The European Commission is expected to present a proposal for a ban “with a transitional period until the end of the year”, according to a European diplomat.

But the European official stressed that the decision “is not easy to implement” due to two difficulties.

Two landlocked European countries, Hungary and Slovakia, are dependent on Russian pipelines and are not connected to any European pipelines. Therefore, it is necessary to find infrastructure or alternatives.

On the other hand, care must be taken that European decisions do not lead to an increase in the price of oil, which would be counterproductive.

The announcement of the European effort aims to diversify the sources of supply and set a timetable to stop the purchase of oil and its derivatives from Russia, with a duration of between six and eight months, to avoid a boom in the markets.

Over the weekend, the European Commission held talks with the most affected member states, the United States and the International Energy Agency to finalize the proposal to be presented to the bloc member states.

During a visit in Chile, EU foreign policy chief Josep Borrell said Sunday that “the new package of sanctions that is being prepared is indispensable”.

“We must use our economic and financial leverage to pay Russia its share price,” he said, adding that the bombing of Odessa airport means that Moscow “intends to deprive Ukraine of its seaport” .

The imposition of sanctions on Russian oil requires the unanimity of the member states.
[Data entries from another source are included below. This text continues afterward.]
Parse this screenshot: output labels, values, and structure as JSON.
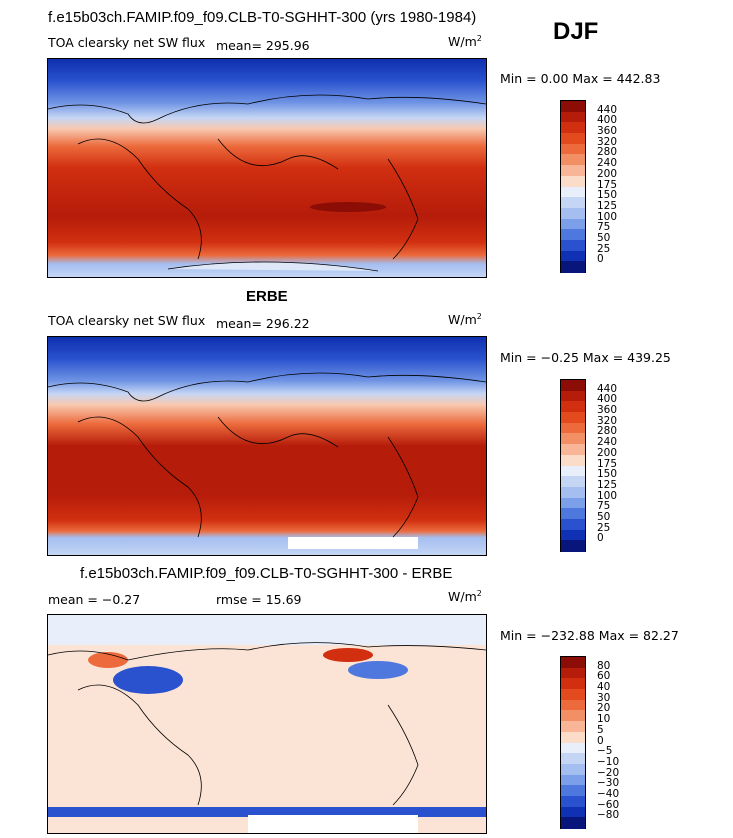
{
  "season": "DJF",
  "panels": [
    {
      "title": "f.e15b03ch.FAMIP.f09_f09.CLB-T0-SGHHT-300 (yrs 1980-1984)",
      "variable": "TOA clearsky net SW flux",
      "mean": "mean= 295.96",
      "units_base": "W/m",
      "units_exp": "2",
      "minmax": "Min =    0.00 Max = 442.83",
      "colorbar": {
        "labels": [
          "440",
          "400",
          "360",
          "320",
          "280",
          "240",
          "200",
          "175",
          "150",
          "125",
          "100",
          "75",
          "50",
          "25",
          "0"
        ],
        "colors": [
          "#8b0d05",
          "#b51c0a",
          "#d12f10",
          "#e34a1e",
          "#ec6a3c",
          "#f38f64",
          "#f8b597",
          "#fbdcc8",
          "#e8eefa",
          "#c5d6f5",
          "#a4bef0",
          "#7b9fe9",
          "#4f78de",
          "#2a52ce",
          "#1031b4",
          "#08157a"
        ]
      }
    },
    {
      "title": "ERBE",
      "variable": "TOA clearsky net SW flux",
      "mean": "mean= 296.22",
      "units_base": "W/m",
      "units_exp": "2",
      "minmax": "Min =  −0.25 Max = 439.25",
      "colorbar": {
        "labels": [
          "440",
          "400",
          "360",
          "320",
          "280",
          "240",
          "200",
          "175",
          "150",
          "125",
          "100",
          "75",
          "50",
          "25",
          "0"
        ],
        "colors": [
          "#8b0d05",
          "#b51c0a",
          "#d12f10",
          "#e34a1e",
          "#ec6a3c",
          "#f38f64",
          "#f8b597",
          "#fbdcc8",
          "#e8eefa",
          "#c5d6f5",
          "#a4bef0",
          "#7b9fe9",
          "#4f78de",
          "#2a52ce",
          "#1031b4",
          "#08157a"
        ]
      }
    },
    {
      "title": "f.e15b03ch.FAMIP.f09_f09.CLB-T0-SGHHT-300 - ERBE",
      "mean": "mean =   −0.27",
      "rmse": "rmse =   15.69",
      "units_base": "W/m",
      "units_exp": "2",
      "minmax": "Min = −232.88 Max =  82.27",
      "colorbar": {
        "labels": [
          "80",
          "60",
          "40",
          "30",
          "20",
          "10",
          "5",
          "0",
          "−5",
          "−10",
          "−20",
          "−30",
          "−40",
          "−60",
          "−80"
        ],
        "colors": [
          "#8b0d05",
          "#b51c0a",
          "#d12f10",
          "#e34a1e",
          "#ec6a3c",
          "#f38f64",
          "#f8b597",
          "#fbdcc8",
          "#e8eefa",
          "#c5d6f5",
          "#a4bef0",
          "#7b9fe9",
          "#4f78de",
          "#2a52ce",
          "#1031b4",
          "#08157a"
        ]
      }
    }
  ]
}
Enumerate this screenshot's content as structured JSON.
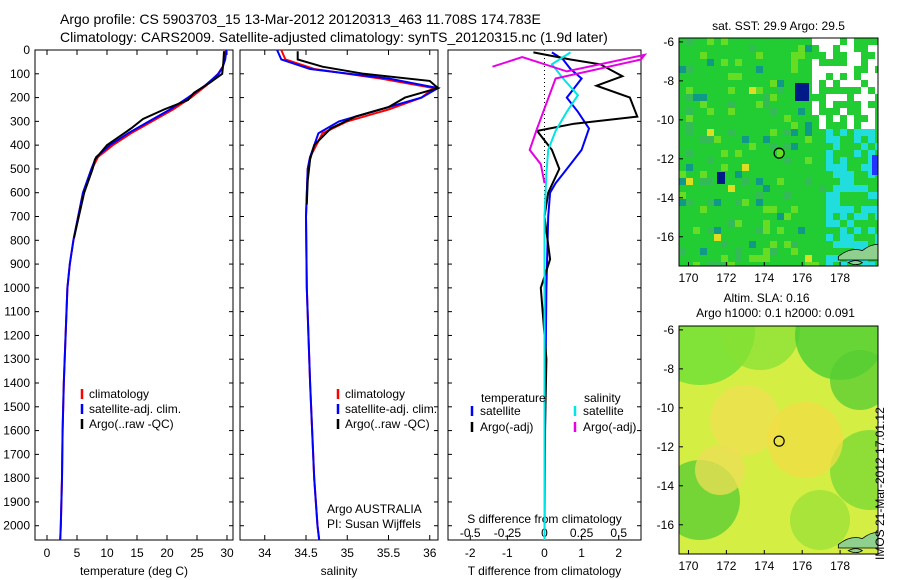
{
  "header": {
    "title_line1": "Argo profile: CS 5903703_15 13-Mar-2012 20120313_463 11.708S 174.783E",
    "title_line2": "Climatology: CARS2009. Satellite-adjusted climatology: synTS_20120315.nc (1.9d later)"
  },
  "footer": {
    "imos_stamp": "IMOS 21-Mar-2012 17:01:12"
  },
  "colors": {
    "climatology": "#ff0000",
    "satellite": "#0000ff",
    "argo": "#000000",
    "salinity_sat": "#00e5e5",
    "salinity_argo": "#e600e6",
    "map_sst_base": "#22cc33",
    "map_sla_base": "#d4ee44"
  },
  "chart_data": [
    {
      "type": "line",
      "name": "temperature",
      "xlabel": "temperature (deg C)",
      "ylabel": "",
      "xlim": [
        -2,
        31
      ],
      "ylim": [
        2060,
        0
      ],
      "xticks": [
        0,
        5,
        10,
        15,
        20,
        25,
        30
      ],
      "yticks": [
        0,
        100,
        200,
        300,
        400,
        500,
        600,
        700,
        800,
        900,
        1000,
        1100,
        1200,
        1300,
        1400,
        1500,
        1600,
        1700,
        1800,
        1900,
        2000
      ],
      "legend": [
        "climatology",
        "satellite-adj. clim.",
        "Argo(..raw -QC)"
      ],
      "series": [
        {
          "name": "climatology",
          "color": "#ff0000",
          "x": [
            29.8,
            29.6,
            29.3,
            28.5,
            26.5,
            24.0,
            21.0,
            17.5,
            14.0,
            11.0,
            8.5,
            7.5,
            6.0,
            5.2,
            4.4,
            3.8,
            3.4,
            3.1,
            2.8,
            2.6,
            2.5,
            2.4,
            2.3,
            2.2
          ],
          "y": [
            0,
            40,
            70,
            100,
            150,
            200,
            250,
            300,
            350,
            400,
            450,
            500,
            600,
            700,
            800,
            900,
            1000,
            1200,
            1400,
            1600,
            1800,
            1900,
            2000,
            2060
          ]
        },
        {
          "name": "satellite-adj. clim.",
          "color": "#0000ff",
          "x": [
            29.9,
            29.7,
            29.3,
            28.6,
            26.3,
            23.5,
            20.5,
            17.0,
            13.5,
            10.5,
            8.2,
            7.4,
            6.0,
            5.2,
            4.4,
            3.8,
            3.4,
            3.1,
            2.8,
            2.6,
            2.5,
            2.4,
            2.3,
            2.2
          ],
          "y": [
            0,
            40,
            70,
            100,
            150,
            200,
            250,
            300,
            350,
            400,
            450,
            500,
            600,
            700,
            800,
            900,
            1000,
            1200,
            1400,
            1600,
            1800,
            1900,
            2000,
            2060
          ]
        },
        {
          "name": "Argo(..raw -QC)",
          "color": "#000000",
          "x": [
            29.5,
            29.4,
            29.2,
            27.0,
            24.5,
            23.5,
            19.5,
            16.0,
            14.0,
            10.0,
            8.0,
            7.6,
            6.2,
            5.3,
            4.5
          ],
          "y": [
            5,
            50,
            100,
            140,
            180,
            210,
            250,
            290,
            330,
            400,
            460,
            500,
            600,
            700,
            790
          ]
        }
      ]
    },
    {
      "type": "line",
      "name": "salinity",
      "xlabel": "salinity",
      "ylabel": "",
      "xlim": [
        33.7,
        36.1
      ],
      "ylim": [
        2060,
        0
      ],
      "xticks": [
        34,
        34.5,
        35,
        35.5,
        36
      ],
      "legend": [
        "climatology",
        "satellite-adj. clim.",
        "Argo(..raw -QC)"
      ],
      "annotation": [
        "Argo AUSTRALIA",
        "PI: Susan Wijffels"
      ],
      "series": [
        {
          "name": "climatology",
          "color": "#ff0000",
          "x": [
            34.2,
            34.25,
            34.6,
            35.4,
            36.05,
            35.9,
            35.5,
            35.0,
            34.7,
            34.55,
            34.52,
            34.5,
            34.51,
            34.55,
            34.6,
            34.64,
            34.66
          ],
          "y": [
            0,
            40,
            80,
            120,
            160,
            200,
            250,
            300,
            350,
            450,
            500,
            700,
            1000,
            1400,
            1800,
            2000,
            2060
          ]
        },
        {
          "name": "satellite-adj. clim.",
          "color": "#0000ff",
          "x": [
            34.15,
            34.2,
            34.55,
            35.5,
            36.1,
            35.9,
            35.4,
            34.9,
            34.65,
            34.55,
            34.52,
            34.5,
            34.51,
            34.55,
            34.6,
            34.64,
            34.66
          ],
          "y": [
            0,
            40,
            80,
            120,
            160,
            200,
            250,
            300,
            350,
            450,
            500,
            700,
            1000,
            1400,
            1800,
            2000,
            2060
          ]
        },
        {
          "name": "Argo(..raw -QC)",
          "color": "#000000",
          "x": [
            34.4,
            34.4,
            34.7,
            35.2,
            36.0,
            36.1,
            35.7,
            35.5,
            35.1,
            34.8,
            34.6,
            34.55,
            34.52,
            34.51
          ],
          "y": [
            5,
            40,
            70,
            100,
            130,
            160,
            200,
            240,
            280,
            330,
            400,
            460,
            550,
            650
          ]
        }
      ]
    },
    {
      "type": "line",
      "name": "difference",
      "xlabel": "T difference from climatology",
      "xlabel_top": "S difference from climatology",
      "ylabel": "",
      "xlim": [
        -2.6,
        2.6
      ],
      "ylim": [
        2060,
        0
      ],
      "xticks": [
        "-2",
        "-1",
        "0",
        "1",
        "2"
      ],
      "xticks_top": [
        "-0.5",
        "-0.25",
        "0",
        "0.25",
        "0.5"
      ],
      "legend_headers": [
        "temperature",
        "salinity"
      ],
      "legend": [
        "satellite",
        "Argo(-adj)",
        "satellite",
        "Argo(-adj)"
      ],
      "series": [
        {
          "name": "satellite",
          "color": "#0000ff",
          "x": [
            0.2,
            0.5,
            0.7,
            1.0,
            0.8,
            0.6,
            0.9,
            1.2,
            1.0,
            0.7,
            0.5,
            0.3,
            0.15,
            0.1,
            0.05,
            0.02,
            0
          ],
          "y": [
            10,
            40,
            80,
            120,
            160,
            200,
            260,
            330,
            420,
            480,
            520,
            560,
            600,
            700,
            1000,
            1500,
            2060
          ]
        },
        {
          "name": "Argo(-adj)",
          "color": "#000000",
          "x": [
            -0.3,
            0.7,
            1.5,
            2.1,
            1.4,
            2.3,
            2.5,
            0.8,
            -0.2,
            0.2,
            0.4,
            0.1,
            0.0,
            0.15,
            -0.1,
            0.05,
            0
          ],
          "y": [
            10,
            40,
            60,
            110,
            150,
            200,
            280,
            310,
            340,
            420,
            500,
            600,
            700,
            880,
            1000,
            1300,
            1700
          ]
        },
        {
          "name": "satellite",
          "color": "#00e5e5",
          "x": [
            0.7,
            0.2,
            0.5,
            0.9,
            0.6,
            0.3,
            0.1,
            0.05,
            0.0,
            0.0
          ],
          "y": [
            10,
            60,
            120,
            190,
            260,
            340,
            420,
            520,
            700,
            2060
          ]
        },
        {
          "name": "Argo(-adj)",
          "color": "#e600e6",
          "x": [
            -1.4,
            -0.6,
            0.6,
            2.7,
            2.6,
            0.3,
            -0.2,
            -0.4,
            -0.1,
            0.0
          ],
          "y": [
            70,
            30,
            90,
            20,
            40,
            120,
            330,
            420,
            480,
            560
          ]
        }
      ]
    },
    {
      "type": "heatmap",
      "name": "sst-map",
      "title": "sat. SST: 29.9  Argo: 29.5",
      "xlim": [
        169.5,
        180
      ],
      "ylim": [
        -17.5,
        -5.8
      ],
      "xticks": [
        170,
        172,
        174,
        176,
        178
      ],
      "yticks": [
        -6,
        -8,
        -10,
        -12,
        -14,
        -16
      ],
      "marker": {
        "lon": 174.783,
        "lat": -11.708
      }
    },
    {
      "type": "heatmap",
      "name": "sla-map",
      "title": "Altim. SLA: 0.16",
      "subtitle": "Argo h1000: 0.1  h2000: 0.091",
      "xlim": [
        169.5,
        180
      ],
      "ylim": [
        -17.5,
        -5.8
      ],
      "xticks": [
        170,
        172,
        174,
        176,
        178
      ],
      "yticks": [
        -6,
        -8,
        -10,
        -12,
        -14,
        -16
      ],
      "marker": {
        "lon": 174.783,
        "lat": -11.708
      }
    }
  ]
}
The European official said: “Hungary has been on time with regards to sanctions so far, and it should be avoided to give it an excuse to prevent (sanctions) related to oil.”

The sixth package of European measures prepared by Commission President Ursula von der Leyen aims to impose sanctions on the entire Russian oil system. In the short term, a measure will aim to raise the cost of shipping for Russian oil.

Several European diplomatic sources have indicated that Sberbank, the largest in Russia and the largest market share at 37 percent would be excluded from the SWIFT system for international money transfers.

The European Union is trying to cut funding due to the Kremlin war in Ukraine. Russia exports two thirds of its oil to the European Union.

In 2021, the European Union imported 30% of its purchases of crude oil and 15% of its purchases of petroleum derivatives from Russia.